Update8/17/2020

Die Auswirkungen von COVID-19 auf die Baubranche: Wird 2021 ein weiteres Krisenjahr folgen?

Seit Ausbruch der Corona-Pandemie zeigt sich eines ganz deutlich: Finanzielle Sicherheit kann sehr schnell ins Wanken geraten. Sogar das Baugewerbe – jahrelang von wirtschaftlicher Stabilität verwöhnt – ächzt unter den Beschränkungen und den Folgen, die die Gesellschaft noch lange beschäftigen werden. Das Virus macht auch an Branchengrenzen nicht halt.

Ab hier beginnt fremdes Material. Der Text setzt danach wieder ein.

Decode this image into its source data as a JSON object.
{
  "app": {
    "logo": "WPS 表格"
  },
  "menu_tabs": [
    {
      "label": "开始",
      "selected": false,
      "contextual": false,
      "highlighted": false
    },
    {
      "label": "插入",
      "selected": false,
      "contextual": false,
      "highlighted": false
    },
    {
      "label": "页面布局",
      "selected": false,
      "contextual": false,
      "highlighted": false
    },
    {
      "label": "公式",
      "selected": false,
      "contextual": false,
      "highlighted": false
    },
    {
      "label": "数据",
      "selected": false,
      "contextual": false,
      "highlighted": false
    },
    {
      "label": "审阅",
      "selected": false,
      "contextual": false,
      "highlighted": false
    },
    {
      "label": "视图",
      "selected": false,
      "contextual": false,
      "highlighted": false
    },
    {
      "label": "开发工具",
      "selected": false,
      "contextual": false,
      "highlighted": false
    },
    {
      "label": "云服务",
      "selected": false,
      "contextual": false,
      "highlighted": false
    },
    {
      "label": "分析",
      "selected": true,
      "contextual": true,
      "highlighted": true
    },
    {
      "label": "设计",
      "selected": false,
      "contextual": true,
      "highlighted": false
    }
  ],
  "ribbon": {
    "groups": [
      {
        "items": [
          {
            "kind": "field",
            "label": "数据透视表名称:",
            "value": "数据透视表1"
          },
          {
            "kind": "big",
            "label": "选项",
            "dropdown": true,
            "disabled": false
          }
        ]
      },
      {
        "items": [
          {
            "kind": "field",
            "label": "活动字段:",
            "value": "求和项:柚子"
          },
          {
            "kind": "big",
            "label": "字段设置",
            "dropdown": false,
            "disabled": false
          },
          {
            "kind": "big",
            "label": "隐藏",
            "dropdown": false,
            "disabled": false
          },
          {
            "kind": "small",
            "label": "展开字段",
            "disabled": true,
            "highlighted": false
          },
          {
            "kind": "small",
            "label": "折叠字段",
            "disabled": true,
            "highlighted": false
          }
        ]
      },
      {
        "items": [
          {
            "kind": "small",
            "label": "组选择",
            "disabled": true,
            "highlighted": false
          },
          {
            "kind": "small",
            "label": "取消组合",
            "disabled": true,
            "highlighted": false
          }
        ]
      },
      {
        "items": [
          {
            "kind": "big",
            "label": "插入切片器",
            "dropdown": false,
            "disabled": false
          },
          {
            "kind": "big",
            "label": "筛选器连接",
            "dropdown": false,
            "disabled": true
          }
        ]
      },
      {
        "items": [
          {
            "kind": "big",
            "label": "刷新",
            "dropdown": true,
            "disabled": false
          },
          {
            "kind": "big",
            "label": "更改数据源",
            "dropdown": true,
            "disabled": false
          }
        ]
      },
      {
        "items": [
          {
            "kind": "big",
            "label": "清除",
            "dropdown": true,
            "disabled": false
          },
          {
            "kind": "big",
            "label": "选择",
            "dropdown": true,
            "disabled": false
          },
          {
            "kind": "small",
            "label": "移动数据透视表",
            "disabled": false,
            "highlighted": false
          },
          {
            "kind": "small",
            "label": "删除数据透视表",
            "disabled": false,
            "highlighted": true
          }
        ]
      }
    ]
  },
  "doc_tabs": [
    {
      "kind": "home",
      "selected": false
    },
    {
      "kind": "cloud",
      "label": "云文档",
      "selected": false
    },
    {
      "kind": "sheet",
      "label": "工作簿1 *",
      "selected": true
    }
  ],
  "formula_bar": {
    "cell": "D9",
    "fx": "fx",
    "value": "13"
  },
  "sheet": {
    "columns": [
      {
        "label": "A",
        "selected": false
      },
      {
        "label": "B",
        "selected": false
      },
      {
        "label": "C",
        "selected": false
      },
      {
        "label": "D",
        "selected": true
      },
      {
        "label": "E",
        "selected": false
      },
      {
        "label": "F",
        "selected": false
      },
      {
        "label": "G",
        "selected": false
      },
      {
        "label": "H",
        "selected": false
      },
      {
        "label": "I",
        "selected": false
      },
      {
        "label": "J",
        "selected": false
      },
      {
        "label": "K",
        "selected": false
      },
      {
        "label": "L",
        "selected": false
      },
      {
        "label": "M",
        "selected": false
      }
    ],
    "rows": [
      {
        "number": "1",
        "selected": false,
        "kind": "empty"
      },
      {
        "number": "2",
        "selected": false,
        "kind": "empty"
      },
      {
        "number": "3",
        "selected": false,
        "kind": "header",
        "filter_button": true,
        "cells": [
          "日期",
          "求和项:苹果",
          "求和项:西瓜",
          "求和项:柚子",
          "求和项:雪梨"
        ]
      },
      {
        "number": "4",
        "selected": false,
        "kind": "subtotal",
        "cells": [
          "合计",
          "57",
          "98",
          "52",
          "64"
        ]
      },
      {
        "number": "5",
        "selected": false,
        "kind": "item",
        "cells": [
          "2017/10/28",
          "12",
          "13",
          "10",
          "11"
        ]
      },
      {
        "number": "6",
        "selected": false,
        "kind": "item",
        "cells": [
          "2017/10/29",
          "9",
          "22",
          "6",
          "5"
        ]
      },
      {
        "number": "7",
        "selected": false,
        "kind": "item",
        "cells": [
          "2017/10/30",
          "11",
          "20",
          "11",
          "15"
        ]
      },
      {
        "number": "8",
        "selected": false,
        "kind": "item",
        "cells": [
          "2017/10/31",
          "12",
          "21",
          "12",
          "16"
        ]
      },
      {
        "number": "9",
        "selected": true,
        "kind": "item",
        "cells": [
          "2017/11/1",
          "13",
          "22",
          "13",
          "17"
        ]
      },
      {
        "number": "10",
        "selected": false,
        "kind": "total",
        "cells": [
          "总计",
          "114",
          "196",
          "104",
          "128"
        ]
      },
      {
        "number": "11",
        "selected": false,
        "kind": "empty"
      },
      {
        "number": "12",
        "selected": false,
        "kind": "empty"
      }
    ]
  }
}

Die Arbeitslosigkeit ist auch Ende Juli noch auf Rekordniveau

Im März dieses Jahres stieg die Arbeitslosigkeit aufgrund der Maßnahmen im Kampf gegen die Pandemie schlagartig an. Die Zahlen des vergangenen Monats zeigen, dass die Erwerbslosigkeit österreichweit noch 41% über Vorjahresniveau liegt. Auch die Branchenzahlen des Baugewerbes sind erschreckend: Die Arbeitslosigkeit lag im April um 112% über dem Vorjahreswert und auch im Juli ist noch immer eine Erhöhung um 46% zu verzeichnen.

Experten sind sich einig: Die Konsequenzen der Pandemie werden auch im kommenden Jahr zu spüren sein. "Die Wirtschaftskrise wird spätestens Ende 2021 an vielen Türen klopfen und läuten", befürchtet der Bundesvorsitzende der Gewerkschaft Bau-Holz und SPÖ-Sozialsprecher Josef Muchitsch mit Blick auf das derzeitige Rekordhoch der Arbeitslosigkeit in Österreich. Der langsame Rückgang der Arbeitslosigkeit ist also trügerisch.

Es bleibt abzuwarten, ob das Baugewerbe, die Behörden und der Bund gemeinsam die Krise abwenden können

Die Behörden – von Landesamts- bis hin zur Stadtverwaltung – sind gefragt: Es gilt, die vorliegenden Baugenehmigungen zügig zu bearbeiten und sicherzustellen, dass auch ab dem zweiten Quartal des nächsten Jahres Aufträge vergeben werden können. Eine erneute Unterbrechung würde die Branche schwer treffen. Ein Vergabestillstand, sehr vorsichtige oder gar fehlende Investitionen haben zur Folge, dass die wirtschaftliche Sicherheit weiter schwindet.

Risiken zu minimieren hat nun oberste Priorität

Erfolg und Misserfolg hängen wie so oft in dieser Krise davon ab, inwiefern es den betroffenen Parteien möglich ist, flexibel auf neue Anforderungen zu reagieren. In den nächsten Monaten wird sich zeigen, ob die Gratwanderung zwischen Risikominimierung und Umsatzstreben genügend Stabilität für die kommende Wintersaison und das folgende Jahr gibt. Sinnvolle Kosteneinsparungen bei der Lagerhaltung, der Wartung und der Baustellendisposition sind in diesen Zeiten unverzichtbar. Auch die Ausweitung der Vertriebswege bietet eine Möglichkeit, die Rentabilität zu steigern.

Hygienische Vorsichtsmaßnahmen und Sicherheitsabstände führen dazu, dass etablierte – analoge – Prozesse zum Erliegen kommen. Die daraus resultierende Lähmung während der letzten Monate zeigte, dass sich etwas ändern muss, um zukünftig handlungsfähig zu sein – und auch zu bleiben.

Letztlich bleibt abzuwarten, wie herausfordernd das kommende Jahr für die Baubranche sein wird. Nur eines ist sicher: Diese Pandemie ist eine Krise, die nur gemeinsam zu bewältigen ist. Egal, ob Verwaltungsorgane, das Baugewerbe oder Baumaschinenvermietungen – das Resultat effektiver Entscheidungen und partnerschaftlicher Zusammenarbeit wird darüber entscheiden, wie Covid-19 die Branche verändern wird.